Llegamos a un puesto de control en el muro y acerqué mi insignia al guardia que había dentro, casi esperando un trato duro como el que siempre recibía de Aluko al entrar en Ígnea. Pero aquel guardia aburrido se limitó a marcar nuestros nombres en una lista y hacernos un gesto para que pasáramos. No hubo mucha ceremonia para mi primera entrada oficial en Alta. Pero en fin, tardaría poco en ser tan famosa que el guardia de la entrada me haría el saludo militar al verme.

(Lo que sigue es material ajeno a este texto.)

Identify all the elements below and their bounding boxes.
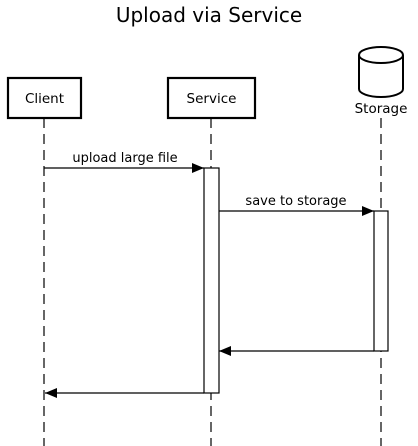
message-save-to-storage: save to storage (219, 194, 374, 216)
service-activation (203, 167, 220, 394)
storage-activation (373, 210, 389, 352)
diagram-title: Upload via Service (116, 3, 302, 27)
service-label: Service (187, 91, 237, 107)
message-upload-large-file: upload large file (44, 151, 204, 173)
service-box (166, 76, 257, 120)
participant-service: Service (166, 76, 257, 120)
client-label: Client (25, 91, 64, 107)
participant-storage: Storage (355, 46, 408, 117)
message-label: save to storage (245, 194, 346, 209)
database-icon-rim (358, 54, 404, 64)
participant-client: Client (6, 76, 83, 120)
storage-label: Storage (355, 101, 408, 117)
message-label: upload large file (72, 151, 177, 166)
database-icon (358, 46, 404, 98)
client-box (6, 76, 83, 120)
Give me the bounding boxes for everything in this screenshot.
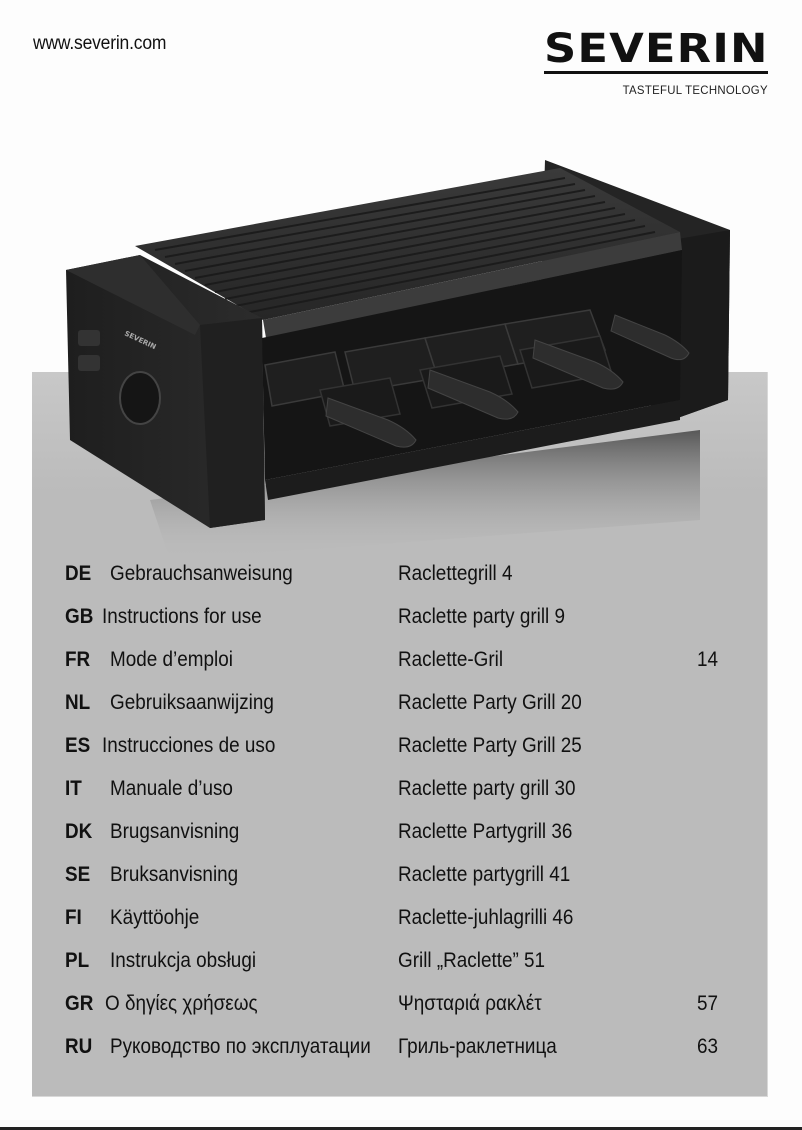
product-name: Raclette party grill 30 (398, 777, 576, 800)
website-url[interactable]: www.severin.com (33, 33, 167, 54)
language-code: FR (65, 648, 91, 671)
manual-title: Instrucciones de uso (102, 734, 276, 757)
page-number: 63 (697, 1035, 719, 1058)
language-code: FI (65, 906, 82, 929)
logo-underline (544, 71, 768, 74)
manual-title: Gebruiksaanwijzing (110, 691, 274, 714)
toc-row-gr[interactable]: GR Ο δηγίες χρήσεως Ψησταριά ρακλέτ 57 (65, 991, 765, 1017)
manual-title: Ο δηγίες χρήσεως (105, 992, 258, 1015)
manual-title: Mode d’emploi (110, 648, 233, 671)
toc-row-nl[interactable]: NL Gebruiksaanwijzing Raclette Party Gri… (65, 690, 765, 716)
product-name: Raclettegrill 4 (398, 562, 513, 585)
product-name: Raclette partygrill 41 (398, 863, 571, 886)
language-code: GR (65, 992, 94, 1015)
language-code: DK (65, 820, 93, 843)
product-name: Гриль-раклетница (398, 1035, 557, 1058)
brand-tagline: TASTEFUL TECHNOLOGY (622, 83, 768, 97)
toc-row-it[interactable]: IT Manuale d’uso Raclette party grill 30 (65, 776, 765, 802)
manual-title: Käyttöohje (110, 906, 200, 929)
language-code: SE (65, 863, 91, 886)
manual-title: Instrukcja obsługi (110, 949, 257, 972)
toc-row-gb[interactable]: GB Instructions for use Raclette party g… (65, 604, 765, 630)
manual-title: Manuale d’uso (110, 777, 233, 800)
page-bottom-rule (0, 1127, 802, 1130)
product-name: Raclette Partygrill 36 (398, 820, 573, 843)
brand-logo: SEVERIN TASTEFUL TECHNOLOGY (544, 29, 768, 97)
language-code: PL (65, 949, 90, 972)
toc-row-es[interactable]: ES Instrucciones de uso Raclette Party G… (65, 733, 765, 759)
toc-row-dk[interactable]: DK Brugsanvisning Raclette Partygrill 36 (65, 819, 765, 845)
product-name: Raclette-Gril (398, 648, 504, 671)
manual-title: Руководство по эксплуатации (110, 1035, 371, 1058)
toc-row-fi[interactable]: FI Käyttöohje Raclette-juhlagrilli 46 (65, 905, 765, 931)
product-name: Raclette-juhlagrilli 46 (398, 906, 574, 929)
product-name: Raclette party grill 9 (398, 605, 566, 628)
product-name: Ψησταριά ρακλέτ (398, 992, 542, 1015)
language-code: GB (65, 605, 94, 628)
language-code: DE (65, 562, 92, 585)
product-name: Raclette Party Grill 25 (398, 734, 582, 757)
brand-wordmark: SEVERIN (544, 26, 769, 72)
manual-title: Bruksanvisning (110, 863, 239, 886)
language-code: IT (65, 777, 82, 800)
product-name: Raclette Party Grill 20 (398, 691, 582, 714)
language-code: NL (65, 691, 91, 714)
page-number: 14 (697, 648, 719, 671)
product-name: Grill „Raclette” 51 (398, 949, 546, 972)
language-code: ES (65, 734, 91, 757)
manual-title: Gebrauchsanweisung (110, 562, 293, 585)
language-code: RU (65, 1035, 93, 1058)
manual-title: Instructions for use (102, 605, 262, 628)
manual-title: Brugsanvisning (110, 820, 240, 843)
toc-row-se[interactable]: SE Bruksanvisning Raclette partygrill 41 (65, 862, 765, 888)
toc-row-pl[interactable]: PL Instrukcja obsługi Grill „Raclette” 5… (65, 948, 765, 974)
page-number: 57 (697, 992, 719, 1015)
toc-row-de[interactable]: DE Gebrauchsanweisung Raclettegrill 4 (65, 561, 765, 587)
toc-row-ru[interactable]: RU Руководство по эксплуатации Гриль-рак… (65, 1034, 765, 1060)
raclette-grill-image: SEVERIN (66, 160, 730, 560)
toc-row-fr[interactable]: FR Mode d’emploi Raclette-Gril 14 (65, 647, 765, 673)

Ya dentro, hicimos recuento de los edificios mientras nos incorporábamos a unos cuantos cadetes más. Por lo que tenía entendido, habíamos aprobado el examen unos veinticinco, a los que se había distribuido en tres escuadrillas de entrenamiento. Solo los mejores de entre los mejores superarían la escuela de vuelo y serían asignados a pilotar a tiempo completo.

Kimmalyn y yo llegamos a una estructura amplia y de una sola planta que había cerca de las plataformas de lanzamiento. La escuela de vuelo. A duras penas pude contenerme para no correr hacia los relucientes cazas estelares que estaban alineados y listos para despegar, pero ya me había quedado embobada bastantes veces para un solo día.

Dentro del edificio encontramos pasillos anchos, la mayoría de los cuales parecían tener aulas a ambos lados. Kimmalyn dio un chillidito y salió corriendo para hablar con otro cadete, algún conocido suyo, al parecer. De modo que yo fui hacia una ventana de la pared exterior y miré el cielo, esperándola.

Me encontré… ansiosa. No por el entrenamiento, sino por aquel lugar. «Es demasiado grande, demasiado abierto». Los pasillos sobrepasaban en más de un metro la anchura de los de la mayoría de las construcciones en Ígnea, y los edificios de la base se extendían hacia fuera en vez de estar levantados unos sobre otros. El cielo se limitaba a estar allí arriba, siempre presente, amenazador. Incluso separada de él por un campo de fuerza, del mismo tipo invisible que el que empleaban los cazas estelares, me sentía expuesta.

Iba a tener que dormir allí arriba. Vivir, comer, existir. Allí fuera, en terreno abierto. Aunque me gustaba el cielo, no por ello quería que me estuviera observando en todos mis momentos íntimos.

«Voy a tener que lidiar con ello —me dije—. Una guerrera no puede escoger su lecho; tiene que bendecir las estrellas si se le permite escoger su campo de batalla». Era una cita de La conquista del espacio de Junmi. Las historias que me contaba mi abuela sobre Junmi me gustaban casi tanto como los antiguos relatos de vikingos, aunque en ellos no hubiera ni por asomo tantas decapitaciones.

Kimmalyn volvió y encontramos nuestra aula. Respiré hondo. Había llegado el momento de convertirme en piloto. Abrimos la puerta.